Allergic sensitization to pegylated interferon‐α results in drug eruptions

Abstract Background The introduction of pegylated interferon (PEG‐ IFN )‐α in the treatment of chronic hepatitis C has led to an increase in sustained virological response. Despite reduced immunogenicity of the pegylated form in comparison with native interferon ( IFN )‐α, a high frequency of adverse cutaneous reactions has been reported with pegylated IFN ‐α. Here, we aimed to investigate the immunological mechanisms underlying pegylated IFN ‐α‐induced drug eruptions.
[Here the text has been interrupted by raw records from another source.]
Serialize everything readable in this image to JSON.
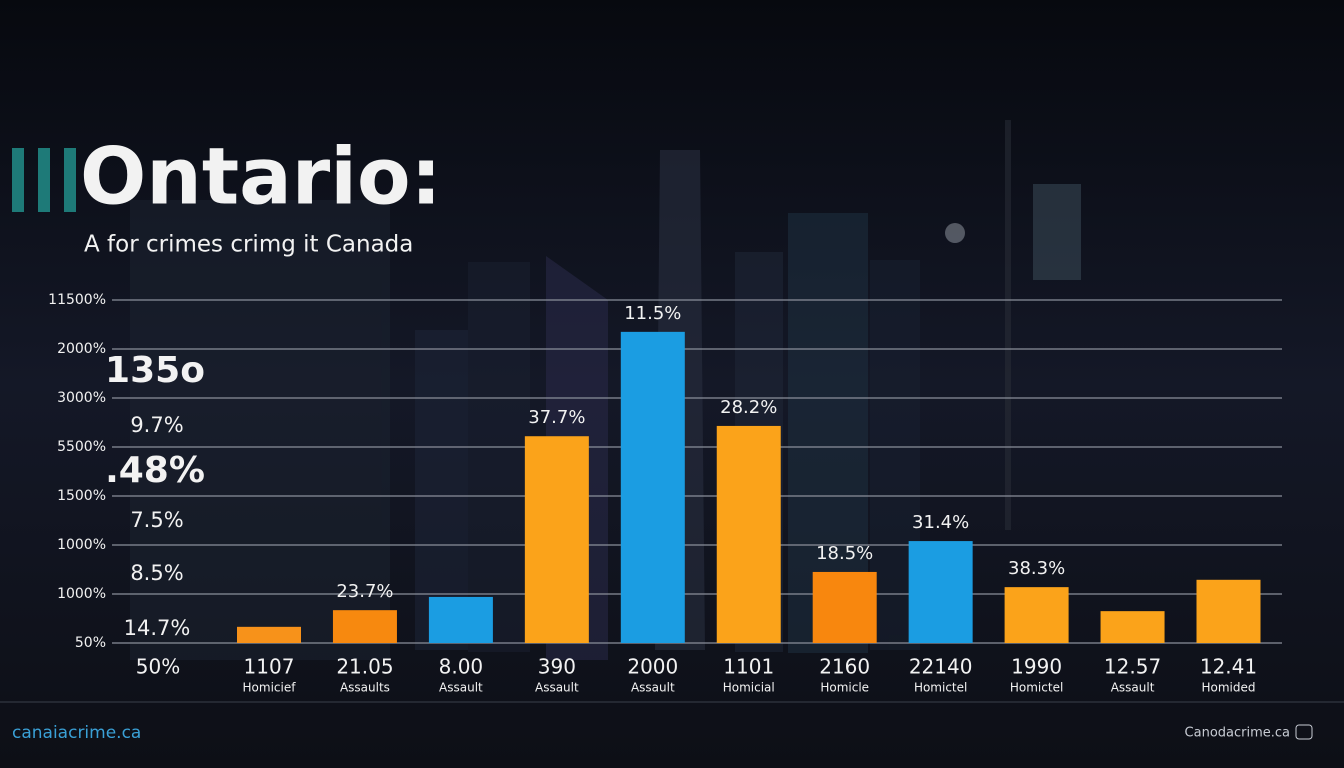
{
  "chart_data": {
    "type": "bar",
    "title": "Ontario:",
    "subtitle": "A for crimes crimg it Canada",
    "categories": [
      "1107",
      "21.05",
      "8.00",
      "390",
      "2000",
      "1101",
      "2160",
      "22140",
      "1990",
      "12.57",
      "12.41"
    ],
    "category_sublabels": [
      "Homicief",
      "Assaults",
      "Assault",
      "Assault",
      "Assault",
      "Homicial",
      "Homicle",
      "Homictel",
      "Homictel",
      "Assault",
      "Homided"
    ],
    "values": [
      0.33,
      0.67,
      0.94,
      4.22,
      6.35,
      4.43,
      1.45,
      2.08,
      1.14,
      0.65,
      1.29
    ],
    "colors": [
      "#f7921a",
      "#f7890f",
      "#1b9de2",
      "#fba31a",
      "#1b9de2",
      "#fba31a",
      "#f8870e",
      "#1b9de2",
      "#fba31a",
      "#fba31a",
      "#fba31a"
    ],
    "bar_labels": [
      null,
      "23.7%",
      null,
      "37.7%",
      "11.5%",
      "28.2%",
      "18.5%",
      "31.4%",
      "38.3%",
      null,
      null
    ],
    "ylim": [
      0,
      7
    ],
    "yticks": [
      {
        "value": 0,
        "label": "50%"
      },
      {
        "value": 1,
        "label": "1000%"
      },
      {
        "value": 2,
        "label": "1000%"
      },
      {
        "value": 3,
        "label": "1500%"
      },
      {
        "value": 4,
        "label": "5500%"
      },
      {
        "value": 5,
        "label": "3000%"
      },
      {
        "value": 6,
        "label": "2000%"
      },
      {
        "value": 7,
        "label": "11500%"
      }
    ],
    "grid": true,
    "corner_label": "50%",
    "side_stats": [
      "135o",
      "9.7%",
      ".48%",
      "7.5%",
      "8.5%",
      "14.7%"
    ],
    "footer_left": "canaiacrime.ca",
    "footer_right": "Canodacrime.ca"
  }
}
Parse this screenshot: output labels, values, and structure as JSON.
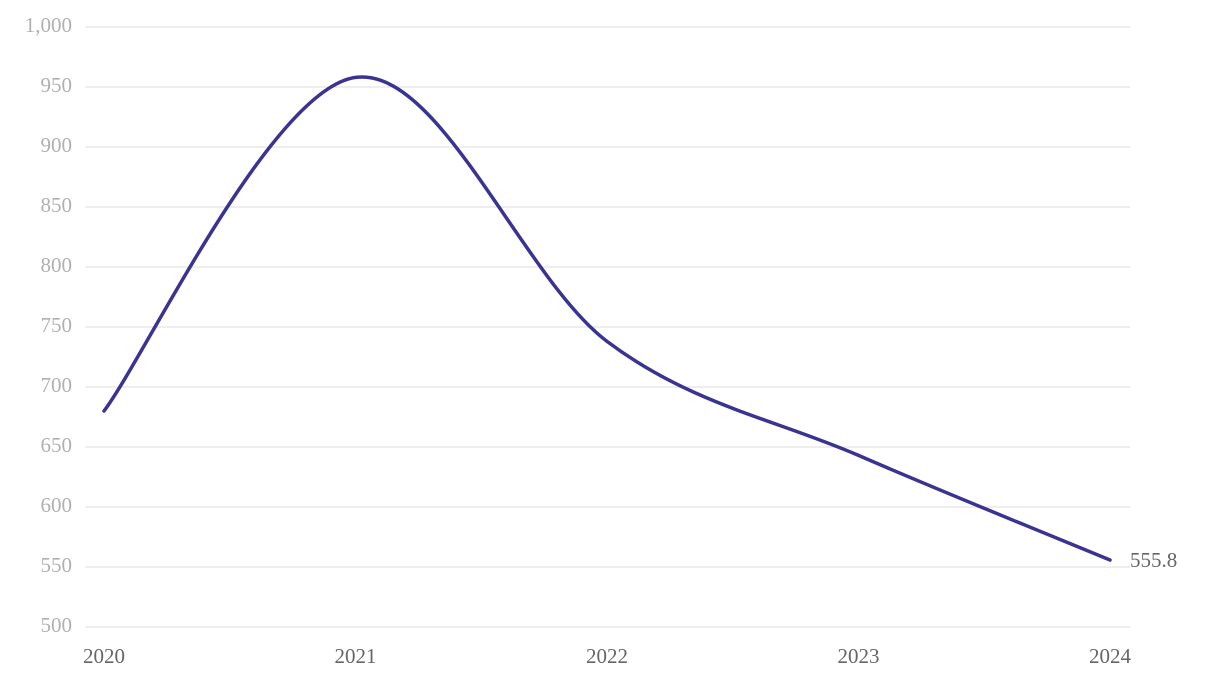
{
  "chart_data": {
    "type": "line",
    "categories": [
      "2020",
      "2021",
      "2022",
      "2023",
      "2024"
    ],
    "values": [
      680,
      958,
      738,
      643,
      555.8
    ],
    "color": "#3a3391",
    "ylim": [
      500,
      1000
    ],
    "yticks": [
      500,
      550,
      600,
      650,
      700,
      750,
      800,
      850,
      900,
      950,
      {
        "value": 1000,
        "label": "1,000"
      }
    ],
    "grid": true
  }
}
Methods Hepatitis C patients suffering from drug eruptions in association with administration of pegylated interferons were enrolled in the study ( n = 22). Subjects were tested for sensitivity to pegylated IFN ‐α 2a , pegylated IFN ‐α 2b , or ribavirin using intradermal, scratch, and/or patch tests, as well as lymphocyte activation tests ( LAT s). Skin biopsies obtained from pegylated IFN ‐α‐associated exanthemas, as well as from localized inflammatory skin reactions at pegylated IFN ‐α injection sites, were analyzed for the expression of relevant chemokines by quantitative real‐time PCR and immunohistochemistry. Results A subset of patients suffering from pegylated IFN ‐α‐associated exanthemas displayed positive intradermal tests to PEG ‐ IFN s but not to conventional IFN (11/22). In selected patients, this observation correlated with the presence of pegylated IFN ‐specific T cells (3/11). Chemokine profiles of inflammatory skin reactions at the injection sites reflected an IFN ‐α‐signature, whereas lesional skin of exanthemas showed induction of TH 2‐associated chemokines. Conclusions Our results indicate that specific sensitizations are one cause of exanthemas under therapy with PEG ‐ IFN s. Clinical proof‐of‐concept analyses demonstrate that affected patients may benefit from a switch to conventional, nonpegylated drugs, enabling IFN ‐α therapy continuation without drug‐associated skin eruptions.